In many large-scale video analysis scenarios, one is interested in localizing and recognizing human activities occuring in short temporal intervals within long untrimmed videos. Current approaches for activity detection still struggle to handle large-scale video collections and efficiently addressing this task remains elusive to our visual systems. This is in part due to the computational complexity of current action recognition approaches and the lack of methods that propose fewer intervals in the video, where activity processing can be focused. These set of candidate temporal segments are widely known as Action Proposals.
To be applicable at large-scales and in practical scenarios, a useful action proposal method is driven by two competing goals. (i) The proposal method must be computationally efficient, in representing, encoding, and scoring a temporal segment. (ii) The proposal method must be discriminative of activities that we are interested in, so as to only retrieve temporal segments that contain visual information indicative of these activity classes. Thus, this task is intended to push the state-of-the-art in action proposal generation algorithms forward.
For information related to this task, please contact: fabian.caba@kaust.edu.sa, humam.alwassel@kaust.edu.sa, victor.escorcia@kaust.edu.sa
The ActivityNet Version 1.3 dataset will be used for this challenge. The dataset consists of more than 648 hours of untrimmed videos from a total of ~20K videos.
It contains 200 different daily activities such as: 'walking the dog', 'long jump', and 'vacuuming floor'. The distribution among training, validation, and testing is ~50%
, ~25%
, and
25%
of the total videos respectively. The dataset annotations can be downloaded directly from here .
The evaluation code used by the evaluation server can be found here.
We use the area under the Average Recall vs. Average Number of Proposals per Video (AR-AN) curve as the evaluation metric for this task. A proposal is a true positive if it has a temporal intersection orver union (tIoU) with a ground-truth segment that is greater than that or equal to a given threshold (e.g, \( \text{tIoU} > 0.5 \)). AR is defined as the mean of all recall values using \( \text{tIoU} \) between \( 0.5 \) and \( 0.9 \) (inclusive) with a step size of \( 0.05 \). AN is defined as the total number of proposals divided by the number of videos in the testing subset. We consider 100 bins for AN, centered at values between 1 and 100 (inclusive) with a step size of 1, when computing the values on the AR-AN curve.
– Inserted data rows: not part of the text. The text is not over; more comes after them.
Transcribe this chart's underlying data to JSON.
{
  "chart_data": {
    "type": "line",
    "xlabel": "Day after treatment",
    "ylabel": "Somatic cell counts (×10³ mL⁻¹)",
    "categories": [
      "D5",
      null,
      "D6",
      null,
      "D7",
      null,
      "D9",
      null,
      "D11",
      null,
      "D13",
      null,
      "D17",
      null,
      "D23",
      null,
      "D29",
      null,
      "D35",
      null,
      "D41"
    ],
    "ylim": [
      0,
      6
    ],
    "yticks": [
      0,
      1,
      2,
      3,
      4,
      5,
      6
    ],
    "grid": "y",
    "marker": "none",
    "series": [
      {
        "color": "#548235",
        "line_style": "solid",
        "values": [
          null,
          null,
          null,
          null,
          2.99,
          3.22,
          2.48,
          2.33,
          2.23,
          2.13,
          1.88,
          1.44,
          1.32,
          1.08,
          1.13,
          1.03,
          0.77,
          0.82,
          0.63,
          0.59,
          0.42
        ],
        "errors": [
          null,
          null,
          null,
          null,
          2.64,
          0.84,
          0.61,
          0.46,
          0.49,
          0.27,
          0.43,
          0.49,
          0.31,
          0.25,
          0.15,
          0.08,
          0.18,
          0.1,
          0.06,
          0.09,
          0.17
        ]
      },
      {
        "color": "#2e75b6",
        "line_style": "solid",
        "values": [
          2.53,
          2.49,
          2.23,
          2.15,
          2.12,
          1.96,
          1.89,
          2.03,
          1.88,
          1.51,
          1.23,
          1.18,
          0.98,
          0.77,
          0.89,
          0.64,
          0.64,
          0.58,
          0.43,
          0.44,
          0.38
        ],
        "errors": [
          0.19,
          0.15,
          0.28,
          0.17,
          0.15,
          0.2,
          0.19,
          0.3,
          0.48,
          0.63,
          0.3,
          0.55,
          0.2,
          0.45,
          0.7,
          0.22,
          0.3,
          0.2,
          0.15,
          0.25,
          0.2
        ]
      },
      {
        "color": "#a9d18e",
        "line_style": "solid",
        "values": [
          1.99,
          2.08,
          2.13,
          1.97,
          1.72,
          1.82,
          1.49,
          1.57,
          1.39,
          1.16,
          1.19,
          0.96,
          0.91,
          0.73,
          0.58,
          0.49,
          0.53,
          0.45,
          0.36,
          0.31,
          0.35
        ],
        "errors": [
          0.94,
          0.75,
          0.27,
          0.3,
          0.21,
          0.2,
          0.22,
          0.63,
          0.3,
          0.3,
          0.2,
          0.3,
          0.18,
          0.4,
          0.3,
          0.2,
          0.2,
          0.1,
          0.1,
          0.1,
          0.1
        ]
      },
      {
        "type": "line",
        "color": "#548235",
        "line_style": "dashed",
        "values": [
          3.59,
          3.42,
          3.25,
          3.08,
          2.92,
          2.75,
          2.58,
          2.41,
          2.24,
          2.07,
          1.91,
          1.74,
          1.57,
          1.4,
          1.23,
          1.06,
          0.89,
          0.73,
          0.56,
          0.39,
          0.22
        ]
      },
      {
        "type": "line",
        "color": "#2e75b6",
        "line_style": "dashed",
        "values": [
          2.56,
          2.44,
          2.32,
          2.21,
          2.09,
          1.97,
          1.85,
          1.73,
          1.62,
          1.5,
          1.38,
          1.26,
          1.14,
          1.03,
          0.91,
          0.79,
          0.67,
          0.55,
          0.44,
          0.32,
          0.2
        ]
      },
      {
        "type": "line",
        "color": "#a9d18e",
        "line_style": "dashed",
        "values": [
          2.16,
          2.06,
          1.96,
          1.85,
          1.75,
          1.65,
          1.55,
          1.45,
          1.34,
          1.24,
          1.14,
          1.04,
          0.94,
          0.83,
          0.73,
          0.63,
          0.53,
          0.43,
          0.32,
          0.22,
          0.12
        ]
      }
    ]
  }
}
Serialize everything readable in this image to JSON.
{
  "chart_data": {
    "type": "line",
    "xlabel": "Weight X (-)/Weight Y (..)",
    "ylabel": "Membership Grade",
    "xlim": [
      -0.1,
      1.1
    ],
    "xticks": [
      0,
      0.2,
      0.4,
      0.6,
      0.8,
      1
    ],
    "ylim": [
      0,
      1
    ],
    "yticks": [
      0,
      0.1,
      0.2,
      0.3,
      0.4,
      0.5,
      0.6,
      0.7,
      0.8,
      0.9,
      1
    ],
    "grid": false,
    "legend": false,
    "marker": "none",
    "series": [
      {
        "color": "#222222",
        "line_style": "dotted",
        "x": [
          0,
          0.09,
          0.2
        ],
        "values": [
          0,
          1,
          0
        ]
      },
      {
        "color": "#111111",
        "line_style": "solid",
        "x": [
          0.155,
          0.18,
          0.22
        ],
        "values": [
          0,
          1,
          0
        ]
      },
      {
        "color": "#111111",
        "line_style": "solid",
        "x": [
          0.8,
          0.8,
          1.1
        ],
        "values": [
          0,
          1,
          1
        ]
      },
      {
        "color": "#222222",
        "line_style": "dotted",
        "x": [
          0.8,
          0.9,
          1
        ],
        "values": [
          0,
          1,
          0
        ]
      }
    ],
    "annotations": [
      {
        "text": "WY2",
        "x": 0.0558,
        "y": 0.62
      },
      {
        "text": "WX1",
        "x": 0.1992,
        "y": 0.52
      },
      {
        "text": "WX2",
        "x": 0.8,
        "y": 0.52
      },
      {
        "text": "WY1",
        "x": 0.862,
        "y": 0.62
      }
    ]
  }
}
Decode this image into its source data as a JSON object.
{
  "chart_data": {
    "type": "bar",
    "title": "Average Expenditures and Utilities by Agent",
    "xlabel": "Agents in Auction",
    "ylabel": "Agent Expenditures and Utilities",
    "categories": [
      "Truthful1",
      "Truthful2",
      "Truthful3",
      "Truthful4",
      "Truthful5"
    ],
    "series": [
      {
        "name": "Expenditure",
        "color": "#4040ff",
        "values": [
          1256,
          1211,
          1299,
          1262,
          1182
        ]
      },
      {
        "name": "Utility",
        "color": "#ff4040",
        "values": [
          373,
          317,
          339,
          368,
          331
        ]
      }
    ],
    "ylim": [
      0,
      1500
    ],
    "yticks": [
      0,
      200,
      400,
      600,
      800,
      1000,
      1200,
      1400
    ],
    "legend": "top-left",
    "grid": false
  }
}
Let $$\text{AN}_{\text{submission}} = \frac{\text{total number of proposals in the submission file}}{\text{total number of videos in the testing subset}} $$ and \( \text{AN}_{\text{max}} \) be the maximum average number of proposals per video used in evaluation metric. Here, \( \text{AN}_{\text{max}} = 100 \). Let \( R = \frac{\text{AN}_{\text{max}}}{\text{AN}_{\text{submission}}} \), then we pre-process the submission file in the following way:
The resulting filtered submission file will have an \( \text{AN} = \text{AN}_\max \). For each value \( p \) from \( 1 \) to \( 100 \) in steps of \( 1 \), we compute \( AR \) using only the top scoring \( p \% \) proposals from each video, and add the resulting data point on the AR-AN curve. The area under the resulting final curve is then computed and reported as the metric score for the submission file.
We provide the results for a baseline proposal method (named Uniform Random) on the validation subset. Uniform Random: the center and length of each proposal are independently drawn from a uniform random distribution over the interval \( [0,d] \), where \( d \) is the video duration. This model scores \( 44.88\% \) on the metric described above.
The dashed lines are for the recall performance when averaging over a single tIoU threshold, while the solid line is the average recall across all \( \text{tIoU} \) thresholds. As we can see, the recall performance is high for the smaller tIoU thresholds like \( 0.5 \) and \( 0.6 \), but it drops drastically for higher \( \text{tIoU} \)thresholds such as \( 0.8 \) and \( 0.95 \). Therefore, for a proposal method to score high on the evaluation metric, it would need to focus on getting relatively high recall for both low and high tIoU thresholds. Further reading can be found in this notebook.
Please use the following JSON format when submitting your results for the challenge:
{
version: "VERSION 1.3",
results: {
"5n7NCViB5TU": [
{
score: 0.64,
segment: [24.25,38.08]
},
{
score: 0.77,
segment: [11.25, 19.37]
}
]
}
external_data: {
used: true, # Boolean flag. True indicates the use of external data.
details: "First fully-connected layer from VGG-16 pre-trained on ILSVRC-2012 training set", # This string details what kind of external data you used and how you used it.
}
}
The example above is illustrative. Comments must be removed in your submission. You can download here a sample submission file.